How different attacks apply the perturbation $\delta$ using a binary mask $m \in \{0, 1\}^{wh}$

$x^{'}_{filter} = x + \delta$ $x^{'}_{overlay} = x + m \odot \delta$ $x^{'}_{patch} = (1-m) \odot x + m \odot \delta$

Given an input image $x$, the object detection model outputs $S \times S$ candidate bounding boxes $o \in \mathcal{O}$ at three different scales.

Each candidate box $o^i$ contains $(b_x^i, b_y^i, b_w^i, b_h^i, c^i, p_1^i, p_2^i, ..., p_K^i)$ for K classes, where $0 \leq i \leq |\mathcal{O}|$.

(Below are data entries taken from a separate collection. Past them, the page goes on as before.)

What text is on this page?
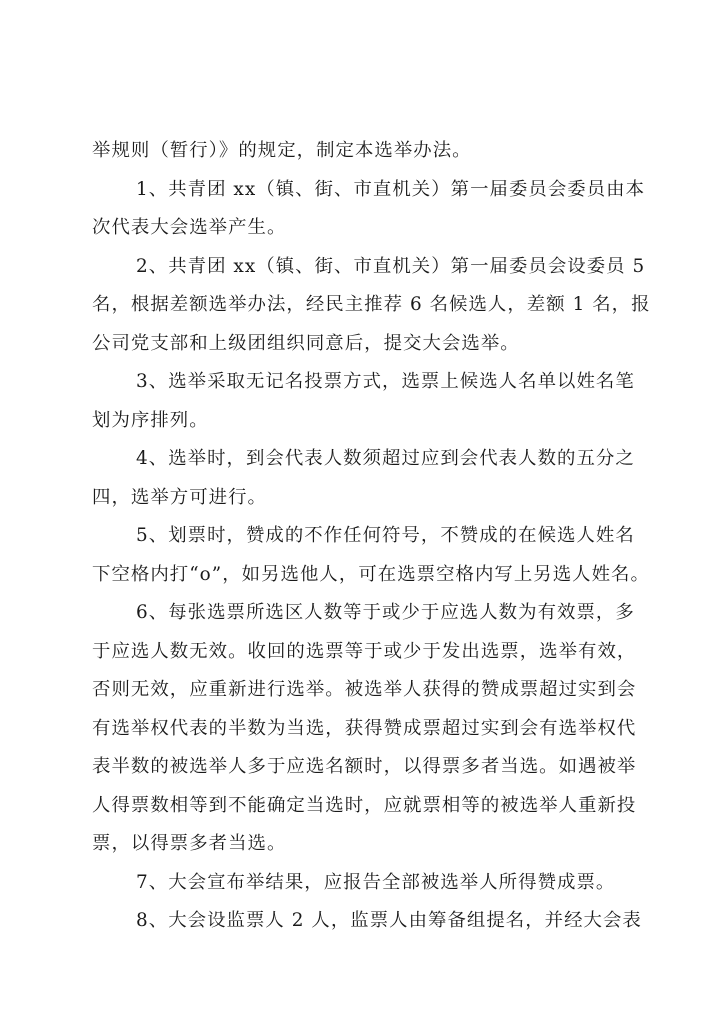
举规则（暂行）》的规定，制定本选举办法。
1、共青团 xx（镇、街、市直机关）第一届委员会委员由本
次代表大会选举产生。
2、共青团 xx（镇、街、市直机关）第一届委员会设委员 5
名，根据差额选举办法，经民主推荐 6 名候选人，差额 1 名，报
公司党支部和上级团组织同意后，提交大会选举。
3、选举采取无记名投票方式，选票上候选人名单以姓名笔
划为序排列。
4、选举时，到会代表人数须超过应到会代表人数的五分之
四，选举方可进行。
5、划票时，赞成的不作任何符号，不赞成的在候选人姓名
下空格内打“o”，如另选他人，可在选票空格内写上另选人姓名。
6、每张选票所选区人数等于或少于应选人数为有效票，多
于应选人数无效。收回的选票等于或少于发出选票，选举有效，
否则无效，应重新进行选举。被选举人获得的赞成票超过实到会
有选举权代表的半数为当选，获得赞成票超过实到会有选举权代
表半数的被选举人多于应选名额时，以得票多者当选。如遇被举
人得票数相等到不能确定当选时，应就票相等的被选举人重新投
票，以得票多者当选。
7、大会宣布举结果，应报告全部被选举人所得赞成票。
8、大会设监票人 2 人，监票人由筹备组提名，并经大会表
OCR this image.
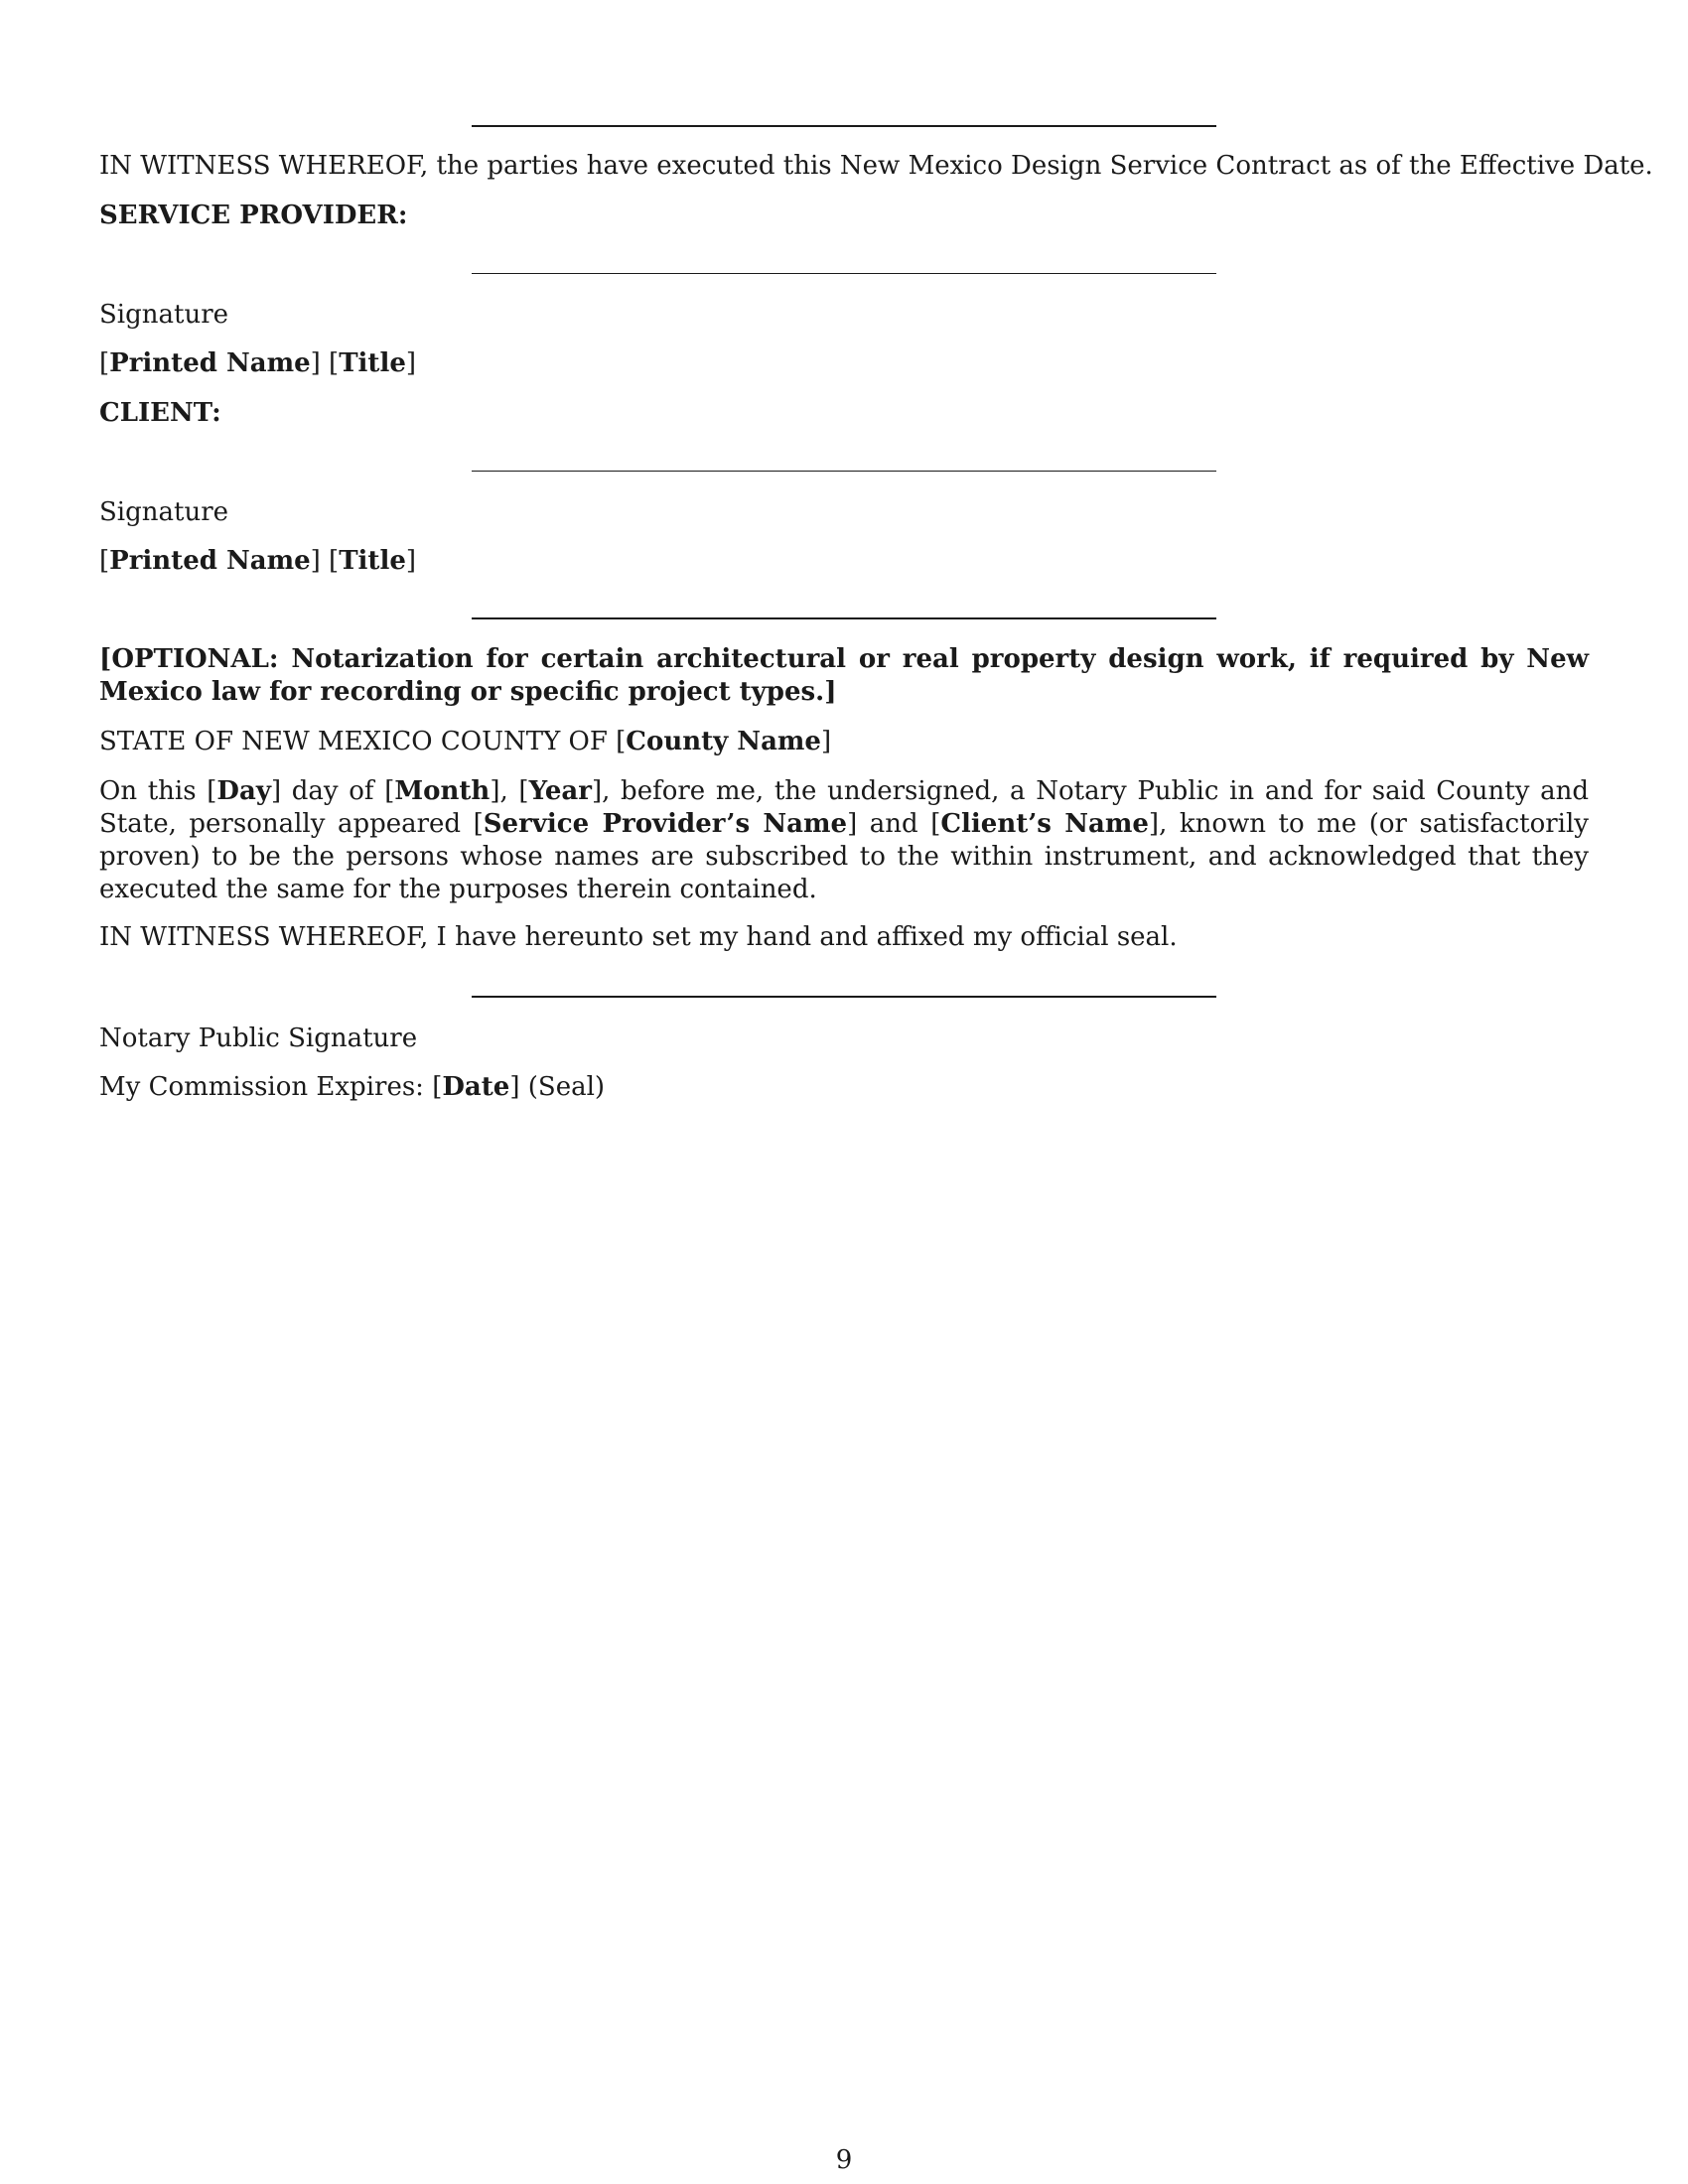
IN WITNESS WHEREOF, the parties have executed this New Mexico Design Service Contract as of the Effective Date.
SERVICE PROVIDER:
Signature
[Printed Name] [Title]
CLIENT:
Signature
[Printed Name] [Title]
[OPTIONAL: Notarization for certain architectural or real property design work, if required by New Mexico law for recording or specific project types.]
STATE OF NEW MEXICO COUNTY OF [County Name]
On this [Day] day of [Month], [Year], before me, the undersigned, a Notary Public in and for said County and State, personally appeared [Service Provider’s Name] and [Client’s Name], known to me (or satisfactorily proven) to be the persons whose names are subscribed to the within instrument, and acknowledged that they executed the same for the purposes therein contained.
IN WITNESS WHEREOF, I have hereunto set my hand and affixed my official seal.
Notary Public Signature
My Commission Expires: [Date] (Seal)
9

$$\begin{aligned} \text{One-Targeted}:\ \mathcal{L}_{adv}^{1}(\mathcal{O}) &= \max_{1 \leq i \leq |\mathcal{O}|}\ [\sigma(c^i) * \sigma(p^i_t)] \\ \text{Multi-Targeted}:\ \mathcal{L}_{adv}^{2}(\mathcal{O}) &= \sum^{|\mathcal{O}|}_{i = 1}\ [\sigma(c^i) * \sigma(p^i_t)] \\ \text{Multi-Untargeted}:\ \mathcal{L}_{adv}^{3}(\mathcal{O}) &= \sum^{|\mathcal{O}|}_{i = 1} \sum_{j=1}^{K}\ [\sigma(c^i) *\sigma(p^i_j)] \end{aligned}$$

where $|\mathcal{O}| = \sum_{1 \leq i \leq 3} S_i \times S_i \times B$, and $S_i$ represents the grid size of the $i_{th}$ output layer ($S \in \{13,26,52\}$, $B=3$).